PREMENCIA DA INSTALAÇÃO DA DEFENSORIA PUBLICA DA UNIÃO.

Autor
Valmir Campelo (PTB - Partido Trabalhista Brasileiro/DF)
Nome completo: Antônio Valmir Campelo Bezerra
Casa
Senado Federal
Tipo
Discurso
Resumo por assunto
REFORMA CONSTITUCIONAL. JUDICIARIO. :
  • PREMENCIA DA INSTALAÇÃO DA DEFENSORIA PUBLICA DA UNIÃO.
Aparteantes
Edison Lobão, Humberto Lucena, Lúcio Alcântara.
Publicação
Publicação no DCN2 de 04/04/1995 - Página 4528
Assunto
Outros > REFORMA CONSTITUCIONAL. JUDICIARIO.
Indexação
  • COMENTARIO, COLABORAÇÃO, PARTICIPAÇÃO, CONGRESSISTA, CONGRESSO NACIONAL, PROPOSTA, REFORMULAÇÃO, CONSTITUIÇÃO FEDERAL, GOVERNO FEDERAL.
  • NECESSIDADE, URGENCIA, MELHORIA, ATENDIMENTO, DEFENSORIA PUBLICA, POPULAÇÃO, CUMPRIMENTO, NORMAS, CONSTITUIÇÃO FEDERAL, ACESSO, GARANTIA, CIDADÃO, JUSTIÇA, BRASIL.

O SR. VALMIR CAMPELO (PTB-DF. Pronuncia o seguinte discurso.) - Sr. Presidente, Srªs Senadoras e Srs. Senadores, estamos há quase sete anos sob a égide da Constituição de 88, trilhando de modo seguro o caminho rumo à consolidação da democracia e do estado de direito.

É preciso ver o futuro com esperança e descobrir no presente os sinais vivos de que o Brasil marcha ao encontro de um grande destino no cenário internacional e já projeta na América Latina seu perfil de líder do continente. Uma liderança que nasce não apenas de suas potencialidades econômicas, mas sobretudo de seu culto à democracia, à paz, às soluções negociadas dos conflitos e da sua incansável luta pela melhoria das condições sociais de seu povo.
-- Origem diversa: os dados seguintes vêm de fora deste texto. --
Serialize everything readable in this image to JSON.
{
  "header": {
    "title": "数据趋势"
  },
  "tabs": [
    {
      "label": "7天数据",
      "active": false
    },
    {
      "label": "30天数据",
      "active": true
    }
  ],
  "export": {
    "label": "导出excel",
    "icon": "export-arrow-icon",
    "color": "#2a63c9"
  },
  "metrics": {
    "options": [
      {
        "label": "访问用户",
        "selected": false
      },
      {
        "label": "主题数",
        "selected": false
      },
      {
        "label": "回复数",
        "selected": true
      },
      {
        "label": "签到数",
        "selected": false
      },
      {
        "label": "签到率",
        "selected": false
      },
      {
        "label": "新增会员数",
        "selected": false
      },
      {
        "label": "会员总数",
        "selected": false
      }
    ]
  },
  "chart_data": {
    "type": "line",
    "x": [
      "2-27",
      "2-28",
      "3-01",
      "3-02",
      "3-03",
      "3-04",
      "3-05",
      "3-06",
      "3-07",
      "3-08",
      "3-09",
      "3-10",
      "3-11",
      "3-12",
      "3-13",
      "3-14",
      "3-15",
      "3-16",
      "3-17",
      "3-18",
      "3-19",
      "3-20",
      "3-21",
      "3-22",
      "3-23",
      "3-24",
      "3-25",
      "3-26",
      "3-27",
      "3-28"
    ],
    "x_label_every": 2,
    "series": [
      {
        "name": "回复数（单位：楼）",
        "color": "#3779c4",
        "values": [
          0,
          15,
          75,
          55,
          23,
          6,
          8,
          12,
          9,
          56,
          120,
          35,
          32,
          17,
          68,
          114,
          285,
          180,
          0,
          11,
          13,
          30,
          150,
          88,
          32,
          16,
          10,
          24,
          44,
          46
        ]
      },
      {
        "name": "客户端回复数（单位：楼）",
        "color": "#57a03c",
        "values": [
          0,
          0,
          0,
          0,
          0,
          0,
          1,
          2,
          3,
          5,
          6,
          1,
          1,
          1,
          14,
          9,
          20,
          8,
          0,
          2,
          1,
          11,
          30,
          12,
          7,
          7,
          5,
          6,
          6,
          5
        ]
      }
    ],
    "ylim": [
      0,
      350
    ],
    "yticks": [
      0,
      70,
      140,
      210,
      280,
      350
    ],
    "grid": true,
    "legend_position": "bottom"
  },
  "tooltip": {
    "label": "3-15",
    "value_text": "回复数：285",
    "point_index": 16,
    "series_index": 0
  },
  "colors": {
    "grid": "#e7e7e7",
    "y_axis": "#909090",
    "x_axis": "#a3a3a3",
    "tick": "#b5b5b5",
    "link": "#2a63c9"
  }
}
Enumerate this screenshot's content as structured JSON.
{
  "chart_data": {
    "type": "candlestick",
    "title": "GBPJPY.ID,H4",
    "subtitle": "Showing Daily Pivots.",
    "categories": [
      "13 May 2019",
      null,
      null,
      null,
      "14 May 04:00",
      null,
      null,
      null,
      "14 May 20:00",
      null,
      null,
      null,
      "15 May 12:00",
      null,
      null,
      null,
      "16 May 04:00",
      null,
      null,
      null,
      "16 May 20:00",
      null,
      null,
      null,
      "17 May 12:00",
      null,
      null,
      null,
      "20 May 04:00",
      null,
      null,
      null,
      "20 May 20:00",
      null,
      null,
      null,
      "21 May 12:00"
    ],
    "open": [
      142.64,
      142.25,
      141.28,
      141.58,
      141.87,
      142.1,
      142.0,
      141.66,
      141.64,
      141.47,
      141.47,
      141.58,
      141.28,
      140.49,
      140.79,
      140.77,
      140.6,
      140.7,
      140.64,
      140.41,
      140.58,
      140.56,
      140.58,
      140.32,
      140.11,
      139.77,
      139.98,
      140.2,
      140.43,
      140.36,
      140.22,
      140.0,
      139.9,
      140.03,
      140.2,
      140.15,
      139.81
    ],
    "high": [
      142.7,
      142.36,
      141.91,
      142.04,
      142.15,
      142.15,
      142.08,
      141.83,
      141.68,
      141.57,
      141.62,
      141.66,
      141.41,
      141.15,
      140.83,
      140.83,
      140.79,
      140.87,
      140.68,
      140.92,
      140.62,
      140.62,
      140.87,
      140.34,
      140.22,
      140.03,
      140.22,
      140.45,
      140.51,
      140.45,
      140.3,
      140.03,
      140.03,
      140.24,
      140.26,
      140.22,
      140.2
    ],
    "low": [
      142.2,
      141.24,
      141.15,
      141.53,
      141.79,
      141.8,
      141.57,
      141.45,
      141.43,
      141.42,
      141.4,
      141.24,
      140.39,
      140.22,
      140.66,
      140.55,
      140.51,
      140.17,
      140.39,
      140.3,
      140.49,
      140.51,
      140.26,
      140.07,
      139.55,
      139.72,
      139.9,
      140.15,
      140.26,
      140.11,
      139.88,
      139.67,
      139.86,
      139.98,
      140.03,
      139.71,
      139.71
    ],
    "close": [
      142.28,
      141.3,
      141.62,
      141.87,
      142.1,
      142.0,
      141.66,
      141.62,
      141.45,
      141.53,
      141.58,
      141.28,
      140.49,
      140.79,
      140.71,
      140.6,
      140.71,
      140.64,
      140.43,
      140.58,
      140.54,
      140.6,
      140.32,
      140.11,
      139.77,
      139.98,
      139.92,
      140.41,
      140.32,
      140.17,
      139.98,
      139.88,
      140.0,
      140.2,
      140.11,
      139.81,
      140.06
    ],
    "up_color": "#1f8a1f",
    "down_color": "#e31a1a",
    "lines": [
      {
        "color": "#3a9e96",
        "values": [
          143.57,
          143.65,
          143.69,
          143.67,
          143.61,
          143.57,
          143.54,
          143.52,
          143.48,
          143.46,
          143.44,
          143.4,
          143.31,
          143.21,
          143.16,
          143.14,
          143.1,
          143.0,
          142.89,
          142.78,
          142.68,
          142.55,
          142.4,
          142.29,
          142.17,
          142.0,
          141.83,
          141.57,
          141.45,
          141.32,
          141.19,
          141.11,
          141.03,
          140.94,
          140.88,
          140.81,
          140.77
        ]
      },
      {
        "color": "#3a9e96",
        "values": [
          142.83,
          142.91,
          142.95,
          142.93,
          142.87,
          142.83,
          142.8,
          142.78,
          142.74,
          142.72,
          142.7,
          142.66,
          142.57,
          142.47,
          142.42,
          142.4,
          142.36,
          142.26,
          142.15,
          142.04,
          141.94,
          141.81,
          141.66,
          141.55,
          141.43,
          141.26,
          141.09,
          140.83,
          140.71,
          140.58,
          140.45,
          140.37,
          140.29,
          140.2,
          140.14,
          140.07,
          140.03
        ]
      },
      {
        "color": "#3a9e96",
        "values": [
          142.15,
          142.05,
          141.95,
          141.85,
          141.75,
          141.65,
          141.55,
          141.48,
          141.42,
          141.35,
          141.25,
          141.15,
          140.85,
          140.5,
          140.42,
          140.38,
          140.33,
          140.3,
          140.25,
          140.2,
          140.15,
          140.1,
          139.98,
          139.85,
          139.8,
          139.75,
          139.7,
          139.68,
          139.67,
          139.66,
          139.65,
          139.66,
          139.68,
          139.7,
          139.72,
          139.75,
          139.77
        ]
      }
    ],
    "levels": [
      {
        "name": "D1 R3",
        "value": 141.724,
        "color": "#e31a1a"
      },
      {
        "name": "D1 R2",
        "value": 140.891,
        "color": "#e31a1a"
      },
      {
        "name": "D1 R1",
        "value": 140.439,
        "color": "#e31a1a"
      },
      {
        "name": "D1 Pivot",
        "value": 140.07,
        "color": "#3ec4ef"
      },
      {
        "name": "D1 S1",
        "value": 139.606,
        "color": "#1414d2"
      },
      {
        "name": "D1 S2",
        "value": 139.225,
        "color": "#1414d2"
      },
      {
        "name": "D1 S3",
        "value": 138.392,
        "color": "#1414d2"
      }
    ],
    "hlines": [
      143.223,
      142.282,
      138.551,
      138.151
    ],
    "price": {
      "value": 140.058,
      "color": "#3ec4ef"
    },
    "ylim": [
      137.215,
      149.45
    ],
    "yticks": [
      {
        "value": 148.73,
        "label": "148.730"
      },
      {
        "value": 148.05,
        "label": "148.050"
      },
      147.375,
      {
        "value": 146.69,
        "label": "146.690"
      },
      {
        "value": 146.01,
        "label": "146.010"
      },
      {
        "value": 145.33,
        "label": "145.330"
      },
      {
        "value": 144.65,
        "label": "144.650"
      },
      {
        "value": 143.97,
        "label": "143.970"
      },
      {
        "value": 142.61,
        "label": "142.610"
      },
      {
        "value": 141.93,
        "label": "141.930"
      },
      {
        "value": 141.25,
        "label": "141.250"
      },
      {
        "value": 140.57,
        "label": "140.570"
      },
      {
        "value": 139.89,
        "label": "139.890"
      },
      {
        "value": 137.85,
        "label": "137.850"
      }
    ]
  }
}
Os caminhos da liberdade e da democracia não são os das retas pavimentadas; passam por curvas, por altos e baixos. Este é o destino dos povos: percorrê-lo sempre com esperança incansável, sem nunca parar. O estado de direito e a democracia, de que o primeiro é instrumento, são uma construção constante dos dias, dos meses, dos anos e dos séculos. Vivemos uma fase histórica dessa maravilhosa construção democrática. Temos o Governo eleito democraticamente pela maioria esmagadora da população e que busca caminhos, num mundo cada vez mais globalizado e complexo, que conduzam a Nação à estabilidade econômica, ao desenvolvimento e, assim, a um melhor nível de vida digna para o seu povo.

As grandes metas econômicas do Governo Fernando Henrique Cardoso têm o aval da Nação. E ninguém duvida de sua necessidade, embora não prescinda da experiência e da colaboração do Congresso Nacional, mesmo para o aperfeiçoamento de suas propostas.

No tocante à reforma do Estado, será preciso também partir para uma efetiva modernização que nos livre de esquemas arcaicos de atuação. Mas é imperioso que, no afã de melhorar o aparelho do Estado, não se desfigure a Constituição de 1988 no que ela tem de bom, ou seja, sua espinha dorsal de garantia de liberdade, da cidadania e dos direitos sociais.

Parceiros melhores nesta tarefa, o Governo não pode olvidar. Estão entre eles, bem próximos, a poucos passos, o povo brasileiro e o Congresso Nacional. A colaboração do Legislativo não será aquela originada da adesão de Partidos apenas, mas, principalmente, a que resulta espontânea e do sentimento patriótico e da consciência de todos os Deputados e Senadores, independentemente de filiação partidária. Reformar o Estado é preciso; mas é necessário definir em que escala.

Sr. Presidente, Srªs Senadoras e Srs. Senadores, meu pronunciamento de hoje não tem em vista exclusivamente a questão das reformas constitucionais e as propostas do Governo. Quero dizer que mais ou tão importante quanto essas reformas é a organização da sociedade. Sim, organizar a sociedade talvez seja mais premente, mais importante do que o reforço da modernização do aparelho estatal. A sociedade organizada avalia o Estado, corrige suas falhas, o recoloca nos trilhos.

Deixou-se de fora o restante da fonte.